The fundamental mystery of the high temperature superconductivity seems to run very deep. Here I will try to explain an important aspect of it, in a way that is, hopefully, understandable to any one with healthy curiosity.

The superconductivity

Let us discuss the superconductivity, first, before discussing the high-temperature superconductivity. It is a well-known fact that practically all heroes of physics in the early 20th century (Einstein, Bohr, Feynman, et al.) have tried to explain the superconductivity and did not succeed. Why was it so difficult?

Normal electron and superconducting electrons

The triumph of the BCS (Bardeen-Cooper-Schrieffer) theory is based on the distinction between these two distinct entities: normal electron and superconducting electrons. They sound similar—they involve electrons after all—but, how do they—normal electron and superconducting electrons—differ? At high temperature, it is those normal electrons that conduct the electricity. For instance, this is how the electricity flows in a metal wire such as copper wire or aluminum wire. However, if a metal is cooled down to very low temperature, it is often found to super-conduct—the resistivity drops to zero suddenly (perfect conductor), and at the same time it expels any magnetic field (perfect dia-magnet). For instance, this happens when temperautre drops below 1.2 K for aluminum. According to the BCS theory, which is the theory of the superconductors that we have so far, the superconductivity occurs due to the formation, and the coherent (i.e., completely synchronized) movement of, pairs of electrons (Cooper pairs).

What the BCS theory taught us is that the charge carriers in the normal state (individual electrons) and the charge carriers in the superconducting state (Cooper pairs) are fundamentally different! Perhaps using a cheesy analogy, they are as different as the single life and the married life are different.

High temperature superconductivity

In 1987, Bednorz and Müller discovered the superconductivity in a very unlikely material—a lanthanium barium copper oxide, which is essentially a ceramic material made to conduct electricity with a little bit of charge carriers introduced by chemical doping. Indeed, when they received the Nobel prize, the citation was “for their important breakthrough in the discovery of superconductivity in ceramic materials.” This was the beginning of the high temperature superconductivity puzzle!
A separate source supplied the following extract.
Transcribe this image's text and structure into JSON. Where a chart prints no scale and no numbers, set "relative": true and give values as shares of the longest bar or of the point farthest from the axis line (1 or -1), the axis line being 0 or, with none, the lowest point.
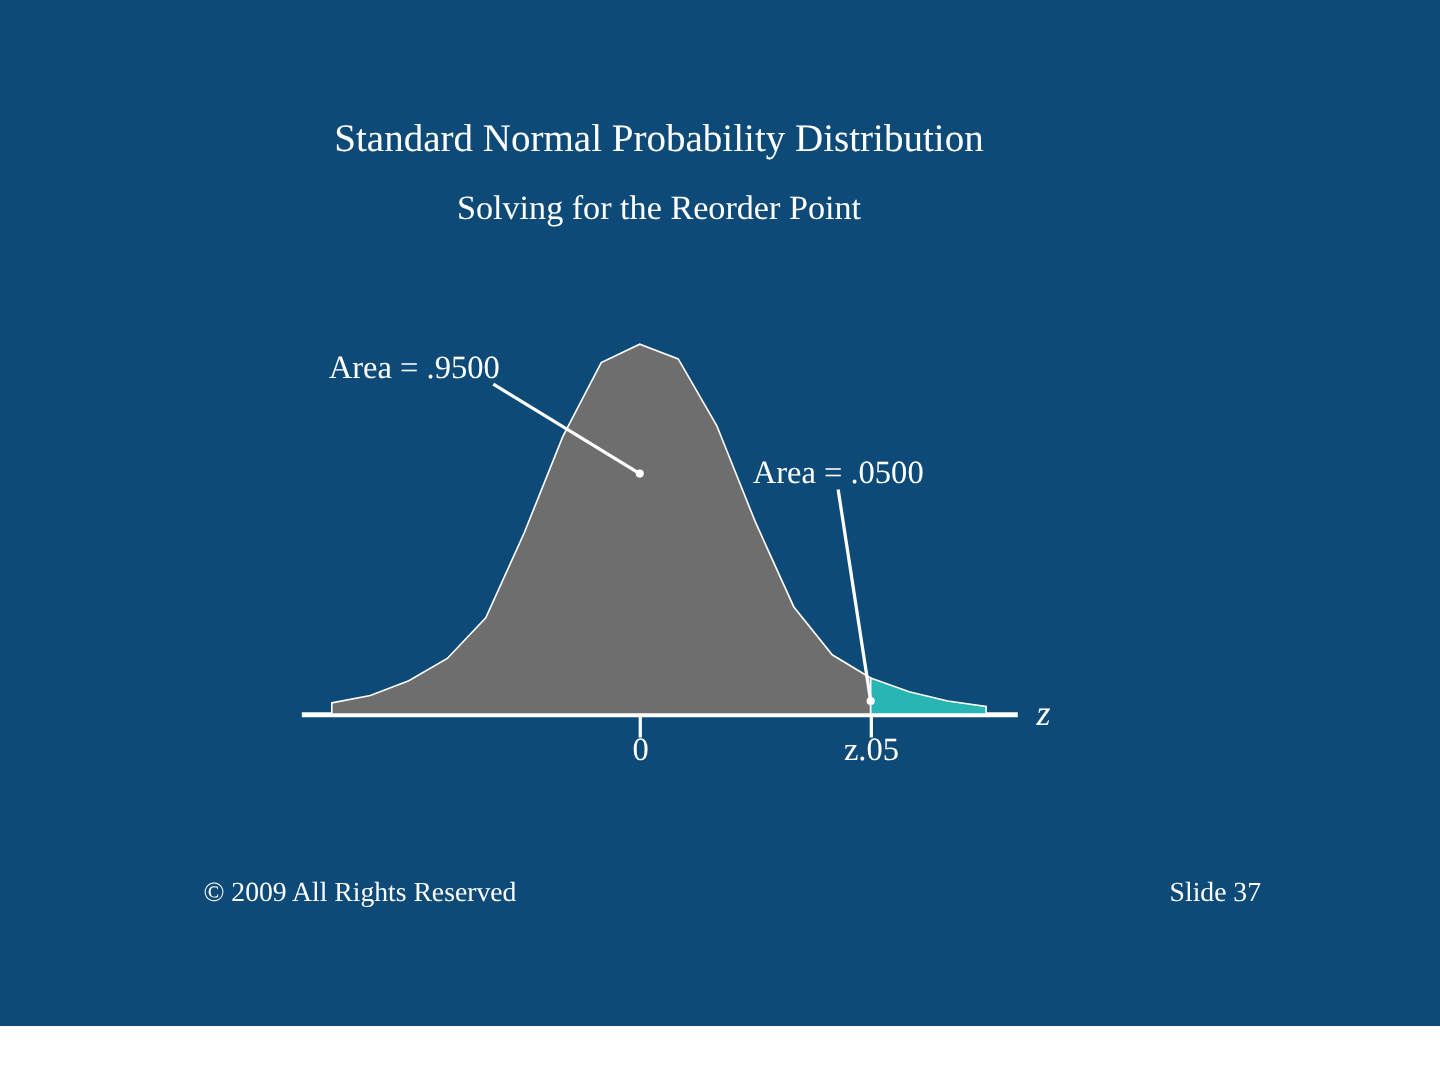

Bad metal and good superconductor

If you are imagining a toilet bowl or a vase when you hear the word ceramic, you would be correct. Ceramics are usually insulators. Indeed, high temperature superconductor materials are basically insulators, and they acquire some metalicity through chemical doping of charge carriers: they are still not good metals at all. Thus, high temperature superconductors revealed the paradoxical truth about the superconductivity: certain bad metals become superconductors much more easily, i.e., have higher transition temperature, than good metals. Explaining exactly how this occurs is the key puzzle of the field today. This is why the Nobelist Phil Anderson suggests that understanding the bad/strange metal phase is the key to understanding the high Tc problem. What precursors of the superconductity lurk in the properties of the bad metal phase? In the Gweon group, we are discovering and interpreting illuminating essential features of the bad metal, or strange metal, phase.